Deux circuits, deux mondes

"Il n'y a pas vraiment eu d'évolution, ça a toujours été les mêmes tournois et ils sont dans l'ombre. Les courts sont filmés, mais en streaming. Pour notre entourage, ce sont des matches qui ne sont pas agréables à regarder : on ne voit pas très bien, on n'entend pas très bien, il n'y a pas de gros plans. C'est à cause de cela que les tournois ne sont pas vraiment mis en lumière. Ce sont des matches parfois sans spectateurs, vraiment zéro. En France, bien sûr, il y a des exceptions avec des tournois comme Rennes, Mouilleron-le-Captif, Brest qui sont même plus proches des ATP 250. Mais en règle générale, les Challengers sont durs à jouer, il faut y aller en guerrier et savoir pourquoi on le fait", nous confie le 69e mondial.
picture

Lestienne, Top 100 décomplexé : "Ni la FFT ni mon entourage ne m'ont cru capable de faire ça"

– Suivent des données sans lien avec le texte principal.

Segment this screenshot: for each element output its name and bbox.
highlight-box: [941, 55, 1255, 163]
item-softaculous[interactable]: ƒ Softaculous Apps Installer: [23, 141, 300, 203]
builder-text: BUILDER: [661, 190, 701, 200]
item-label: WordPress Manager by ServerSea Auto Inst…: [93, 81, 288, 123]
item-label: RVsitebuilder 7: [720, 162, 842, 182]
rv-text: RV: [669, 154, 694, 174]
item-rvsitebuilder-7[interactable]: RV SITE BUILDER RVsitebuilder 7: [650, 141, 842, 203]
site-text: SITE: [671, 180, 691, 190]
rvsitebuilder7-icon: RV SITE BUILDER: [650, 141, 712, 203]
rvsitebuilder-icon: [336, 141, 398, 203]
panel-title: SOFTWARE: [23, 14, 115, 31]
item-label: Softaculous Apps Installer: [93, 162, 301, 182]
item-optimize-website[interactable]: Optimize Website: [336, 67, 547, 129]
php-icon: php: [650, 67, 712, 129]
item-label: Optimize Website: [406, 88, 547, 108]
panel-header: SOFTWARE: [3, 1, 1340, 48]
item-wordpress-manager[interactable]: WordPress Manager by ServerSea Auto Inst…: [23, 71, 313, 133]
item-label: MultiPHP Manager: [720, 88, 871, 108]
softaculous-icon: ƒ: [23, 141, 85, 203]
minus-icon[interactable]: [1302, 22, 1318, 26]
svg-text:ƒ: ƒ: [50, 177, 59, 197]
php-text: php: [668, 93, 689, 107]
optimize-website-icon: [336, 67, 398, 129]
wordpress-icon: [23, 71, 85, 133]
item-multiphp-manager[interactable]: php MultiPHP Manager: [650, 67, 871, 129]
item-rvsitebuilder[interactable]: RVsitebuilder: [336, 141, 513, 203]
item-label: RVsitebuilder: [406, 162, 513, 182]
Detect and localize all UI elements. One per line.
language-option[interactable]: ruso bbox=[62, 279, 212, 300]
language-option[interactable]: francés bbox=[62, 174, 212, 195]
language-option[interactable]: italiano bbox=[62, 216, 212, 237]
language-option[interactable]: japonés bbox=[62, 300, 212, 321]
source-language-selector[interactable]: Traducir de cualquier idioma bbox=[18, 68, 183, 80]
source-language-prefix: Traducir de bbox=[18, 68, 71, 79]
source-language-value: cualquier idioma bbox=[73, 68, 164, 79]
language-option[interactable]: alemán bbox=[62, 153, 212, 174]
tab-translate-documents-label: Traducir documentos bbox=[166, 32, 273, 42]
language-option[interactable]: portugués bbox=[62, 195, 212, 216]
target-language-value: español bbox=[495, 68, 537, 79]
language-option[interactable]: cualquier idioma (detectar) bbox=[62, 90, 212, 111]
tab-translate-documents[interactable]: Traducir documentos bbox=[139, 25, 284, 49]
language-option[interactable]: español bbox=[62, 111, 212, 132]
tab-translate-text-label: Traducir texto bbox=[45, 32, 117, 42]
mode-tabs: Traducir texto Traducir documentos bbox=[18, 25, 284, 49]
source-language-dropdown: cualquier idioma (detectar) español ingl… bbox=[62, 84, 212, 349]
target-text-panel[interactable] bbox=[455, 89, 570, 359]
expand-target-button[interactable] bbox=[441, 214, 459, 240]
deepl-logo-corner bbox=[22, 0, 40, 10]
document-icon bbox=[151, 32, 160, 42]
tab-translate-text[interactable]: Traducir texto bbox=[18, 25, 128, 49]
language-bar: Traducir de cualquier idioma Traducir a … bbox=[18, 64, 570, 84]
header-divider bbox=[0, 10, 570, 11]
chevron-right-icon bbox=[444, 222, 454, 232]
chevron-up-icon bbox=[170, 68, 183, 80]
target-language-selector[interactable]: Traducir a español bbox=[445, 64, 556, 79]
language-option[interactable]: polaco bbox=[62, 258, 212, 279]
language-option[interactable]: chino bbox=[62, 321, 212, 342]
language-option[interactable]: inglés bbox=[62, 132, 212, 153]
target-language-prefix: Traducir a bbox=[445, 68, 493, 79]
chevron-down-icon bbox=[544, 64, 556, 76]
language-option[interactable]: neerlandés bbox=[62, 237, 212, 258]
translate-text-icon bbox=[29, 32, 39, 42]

Lestienne le confirme : il a découvert un autre monde récemment. "C'est ma quatrième semaine sur le circuit ATP (il a toujours franchi au moins le 1er tour et a même joué une demie à Tel Aviv, NDLR) : c'est à chaque fois dans des grandes villes, les joueurs sont traités comme des rois avec le système des navettes qui viennent te chercher gratuitement. On est dans des supers beaux hôtels, le déjeuner est offert au club le midi, les matches sont télévisés et ça fait rêver l'entourage. On a l'impression d'être dans la lumière contrairement aux Challengers. Je pense par exemple à l'Italie où ils font un business dans notre dos. A chaque fois qu'ils viennent nous chercher à l'aéroport, c'est 100 euros. On doit payer pour tout."
Ce n'est pas plus simple de gagner des matches en Challengers qu'en ATP 250
Cet écart manifeste entre les deux circuits dans la prise en charge des joueurs et même dans les conditions de jeu - notamment au niveau de l'arbitrage moins professionnel et de l'entretien des courts - ne reflète pourtant pas un décalage aussi flagrant de niveau de tennis. Le passage en Challengers de certains grands noms à la relance après de longues blessures comme Andy Murray, Stan Wawrinka ou Dominic Thiem, l'a bien montré. Pour sa reprise fin mars dernier, l'Autrichien avait été par exemble battu dès le 1er tour à Marbella par l'Argentin Pedro Cachin, à l'époque 228e mondial et désormais… 57e.
Pour son dernier Roland-Garros, Gilles Simon évoquait aussi à sa manière ce sentiment de resserrement général, à l'aune de sa dynamique personnelle. "La fin de carrière, c'est difficile. Tu ne regagnes plus un match, tu redescends, tu vas jouer en Challenger en te disant que ça va aller mieux… et en fait non. Tu prends des roustes toutes les semaines par les mecs qui se présentent parce qu'ils jouent très, très bien", constatait-il.
Au-delà de la 100e place mondiale, la qualité de tennis ne baisse pas brusquement, comme cette barrière symbolique pourrait le faire penser. "En Challengers, les mecs ont une attitude même meilleure sur le court que d'autres sur le circuit ATP. Ce ne sont que des morts de faim, c'est génial. Ils savent tous pourquoi ils viennent au bout du monde pour jouer un match sur le court 14… C'est du beau tennis aussi, et ce n'est pas plus simple de gagner des matches en Challengers qu'en ATP 250. C'est une question de survie, beaucoup voyagent quand même avec un coach, il y a des frais", souligne encore Lestienne.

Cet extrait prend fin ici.